Mais le groupe humain ciblé, assurément en situation de faiblesse, les malfaisants étaient, jusqu’à présent, garantis d’aucune poursuite après leurs malversations. Pouvant même délocaliser et reproduire leurs méfaits, tant le milieu des vétérans manque de cohésion relationnelle (l'isolement et les décès annulant de fait toute chance de propagation d’une prévention).
De plus, comme c’est souvent le cas en matière d’escroquerie, le “plus c’est gros, plus ça passe” rend les plus naïfs parfois incrédules ou peu enclins à une action, par le sentiment d’isolement et malgré les faits avérés.
 
       Cette procédure ne tient pas compte d’autres charmeurs, qui ne sont pas spécialement exploiteurs de la chose matérielle, mais qui se réfugient dans le passé par procuration, en se déguisant et poursuivant un combat qui n’a plus raison d’être. Souvent en fait, pour expier leurs échecs et autres malaises dans une société qu’ils ne savent pas affronter autrement.
 
       Il est entendu que nous ne faisons pas le procès des amateurs de la Collection ou de la Reconstitution ou encore de telle ou telle institution publique ou privée ; mais des quelques malfrats que constituent malheureusement toute organisation humaine et qui lèsent la plupart des acteurs honnêtes dans leurs recherches.
 
 
2/ Quelques thèmes d’escroqueries récentes :
 
Comme l’abus de faiblesse sur personnes vulnérables :
       Evénement : Ancien combattant du front de l’Est, 95 ans, à la santé fragile, il aurait vraisemblablement fait l’objet d’une mise sous tutelle, si sa famille avait été avertie de sa disposition à se laisser berner matériellement par quelques malins.
Connaissant une aisance financière, il était de cette génération qui avait tendance à conserver devises et autres objets précieux à son domicile. Les malfrats se feront “offrir” mobiliers, bibelots, et sommes d’argent très importantes, jusqu’au décès, sous prétexte de défendre la cause de ces anciens soldats.

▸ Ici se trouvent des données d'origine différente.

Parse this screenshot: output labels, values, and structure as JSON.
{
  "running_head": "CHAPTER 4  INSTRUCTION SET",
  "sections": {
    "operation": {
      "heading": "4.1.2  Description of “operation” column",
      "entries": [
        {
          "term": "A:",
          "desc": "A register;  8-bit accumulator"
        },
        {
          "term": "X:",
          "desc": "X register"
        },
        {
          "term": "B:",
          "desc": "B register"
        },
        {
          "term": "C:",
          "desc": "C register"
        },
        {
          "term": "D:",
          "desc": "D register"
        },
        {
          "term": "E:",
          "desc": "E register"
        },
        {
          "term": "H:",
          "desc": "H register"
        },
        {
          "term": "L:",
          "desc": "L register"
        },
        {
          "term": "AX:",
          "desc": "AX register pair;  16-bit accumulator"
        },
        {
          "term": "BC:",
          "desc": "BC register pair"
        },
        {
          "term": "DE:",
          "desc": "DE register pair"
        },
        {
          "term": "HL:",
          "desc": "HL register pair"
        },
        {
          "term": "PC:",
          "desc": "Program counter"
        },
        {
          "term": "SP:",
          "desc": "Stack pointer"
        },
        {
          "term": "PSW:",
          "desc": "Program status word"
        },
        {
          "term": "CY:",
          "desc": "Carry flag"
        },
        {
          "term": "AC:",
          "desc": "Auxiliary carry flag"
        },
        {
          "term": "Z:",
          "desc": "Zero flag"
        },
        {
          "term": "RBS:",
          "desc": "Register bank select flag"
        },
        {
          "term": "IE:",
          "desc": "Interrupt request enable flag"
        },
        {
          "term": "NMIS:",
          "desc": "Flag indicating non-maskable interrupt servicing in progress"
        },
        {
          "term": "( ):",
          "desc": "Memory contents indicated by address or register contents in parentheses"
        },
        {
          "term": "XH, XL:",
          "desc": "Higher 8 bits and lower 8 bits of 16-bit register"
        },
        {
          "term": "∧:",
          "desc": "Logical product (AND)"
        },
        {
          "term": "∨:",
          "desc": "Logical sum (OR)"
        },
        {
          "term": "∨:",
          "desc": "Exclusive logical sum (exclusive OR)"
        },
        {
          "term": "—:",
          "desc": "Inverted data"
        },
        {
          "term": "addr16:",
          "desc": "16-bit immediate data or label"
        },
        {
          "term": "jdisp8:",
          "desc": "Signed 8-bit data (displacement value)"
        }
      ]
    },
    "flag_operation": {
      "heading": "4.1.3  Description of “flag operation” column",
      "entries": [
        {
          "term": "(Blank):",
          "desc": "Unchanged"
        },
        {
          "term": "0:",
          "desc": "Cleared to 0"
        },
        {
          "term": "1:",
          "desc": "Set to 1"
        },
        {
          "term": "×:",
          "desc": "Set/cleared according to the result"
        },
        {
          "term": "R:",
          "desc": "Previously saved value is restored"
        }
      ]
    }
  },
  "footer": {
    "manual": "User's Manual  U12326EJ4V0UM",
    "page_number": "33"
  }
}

       Réaction : le C.D.V.F.E. n’ayant pas de moyens financiers et la famille ne voulant pas faire de publicité, une action a été menée par une série de courriers, finalisée par une mise en demeure qui a été totalement ignorée. Les malfrats ont évidemment mis en application les points 5 et bénéficiant du fameux “plus c’est gros, plus ça passe”.
Enfin, la famille dépossédée a été victime de menaces de la part du meneur des escrocs, et d’interventions commanditées. Le passé militaire du grand-père n’étant pas connu de toute sa famille, les ayants droit se sont résignés et ont renoncé à engager la procédure en justice prévue, pour conserver toute quiétude.
 
       Evénement : Ou encore, sous couvert de s’intéresser aux livres ayant trait au sujet du front de l’Est, nous ne comptons plus les “emprunts” d’ouvrages de très longue durée ou de bibliothèques pillées, par de vrais/faux admirateurs, mais de vrais “collectionneurs” qui portent encore préjudice en cela aux honnêtes passionnés. Ces faux “dons” sans équivoques sont reçus évidemment sans avertir les enfants de ces nonagénaires les moins ardents, et quand bien même.

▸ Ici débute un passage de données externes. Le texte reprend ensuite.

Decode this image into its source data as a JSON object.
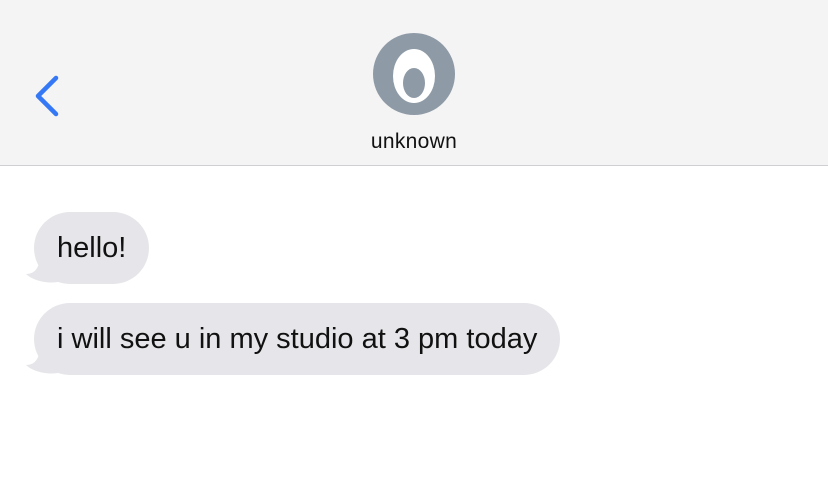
{
  "header": {
    "back_icon": "chevron-left-icon",
    "accent_color": "#3478f6",
    "avatar_icon": "contact-placeholder-icon",
    "contact_name": "unknown"
  },
  "messages": [
    {
      "direction": "incoming",
      "text": "hello!"
    },
    {
      "direction": "incoming",
      "text": "i will see u in my studio at 3 pm today"
    }
  ],
  "colors": {
    "incoming_bubble": "#e6e6ea",
    "header_background": "#f4f4f4",
    "avatar_background": "#8e9aa6"
  }
}
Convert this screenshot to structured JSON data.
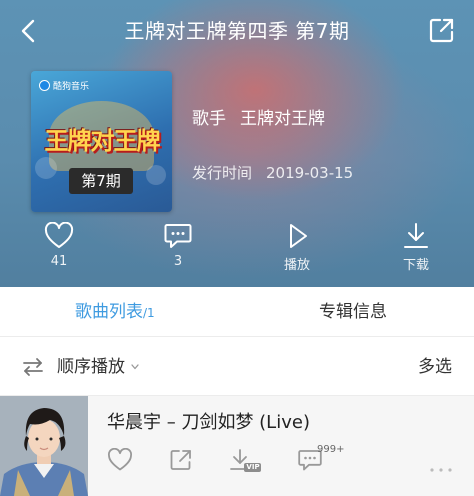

       Réaction : Malheureusement les vétérans spoliés n’ont pas toujours mémorisé leur visiteur. Seule une description physique et quelques détails permettent de faire des suppositions sur les pillards. L’action du même point 5 leur permet de rebondir sur d’autres proies. Ces dernières, savamment cloisonnées et ignorantes de la répétions des délits, sont d’autant plus facilement exploitées.
 
Comme le détournement d’héritage :
       Evénement : Ces aigrefins n’agissent pas seuls et, pour revenir au vétéran de 95 ans, un autre brigand se fera désigner comme légataire universel, par ce vétéran qui n’avait plus ses esprits, mais avait en revanche une descendance. Il est à noter que ce récupérateur est aussi un élu d’un parti politique et, à ce titre, le C.D.V.F.E. s’est heurté à toute une filière compromise, prête à beaucoup pour préserver une réputation officielle…

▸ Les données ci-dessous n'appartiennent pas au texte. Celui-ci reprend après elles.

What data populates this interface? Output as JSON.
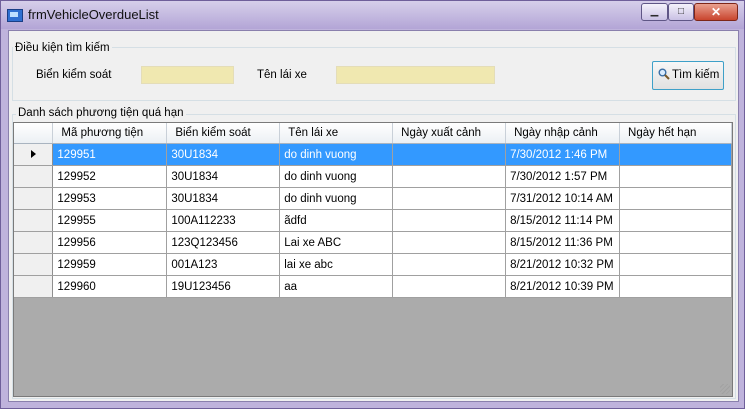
{
  "window": {
    "title": "frmVehicleOverdueList"
  },
  "search": {
    "group_title": "Điều kiện tìm kiếm",
    "plate_label": "Biển kiểm soát",
    "plate_value": "",
    "driver_label": "Tên lái xe",
    "driver_value": "",
    "button_label": "Tìm kiếm"
  },
  "list": {
    "group_title": "Danh sách phương tiện quá hạn",
    "columns": [
      "Mã phương tiện",
      "Biển kiểm soát",
      "Tên lái xe",
      "Ngày xuất cảnh",
      "Ngày nhập cảnh",
      "Ngày hết hạn"
    ],
    "selected_row": 0,
    "rows": [
      [
        "129951",
        "30U1834",
        "do dinh vuong",
        "",
        "7/30/2012 1:46 PM",
        ""
      ],
      [
        "129952",
        "30U1834",
        "do dinh vuong",
        "",
        "7/30/2012 1:57 PM",
        ""
      ],
      [
        "129953",
        "30U1834",
        "do dinh vuong",
        "",
        "7/31/2012 10:14 AM",
        ""
      ],
      [
        "129955",
        "100A112233",
        "ãdfd",
        "",
        "8/15/2012 11:14 PM",
        ""
      ],
      [
        "129956",
        "123Q123456",
        "Lai xe ABC",
        "",
        "8/15/2012 11:36 PM",
        ""
      ],
      [
        "129959",
        "001A123",
        "lai xe abc",
        "",
        "8/21/2012 10:32 PM",
        ""
      ],
      [
        "129960",
        "19U123456",
        "aa",
        "",
        "8/21/2012 10:39 PM",
        ""
      ]
    ]
  },
  "colors": {
    "selection": "#3399ff",
    "input_bg": "#f0e8b0",
    "grid_empty": "#ababab"
  },
  "icons": [
    "app-icon",
    "minimize-icon",
    "maximize-icon",
    "close-icon",
    "magnifier-icon",
    "row-pointer-icon"
  ]
}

       Réaction : Aussi incroyable que cela puisse paraître, cet escroc, juriste de son état, a su "s'adapter" pour éviter une procédure pénalisante, mais a pu bénéficier malheureusement de la fameuse quotité disponible. Cette famille paisible, en deuil, meurtrie par cet acharnement, n'était pas en condition favorable de poursuivre sa défense.
 
Comme les prêts définitifs :
       Evénement : Le conjoint des vétérans n’est pas en reste. Cette épouse de Général avait confié pour “observation” des reliques de son défunt mari, qui avaient abouties chez un collectionneur notoire et qui s’est octroyé un dépôt de … vingt-cinq années, jusqu’au décès récent de cette dame.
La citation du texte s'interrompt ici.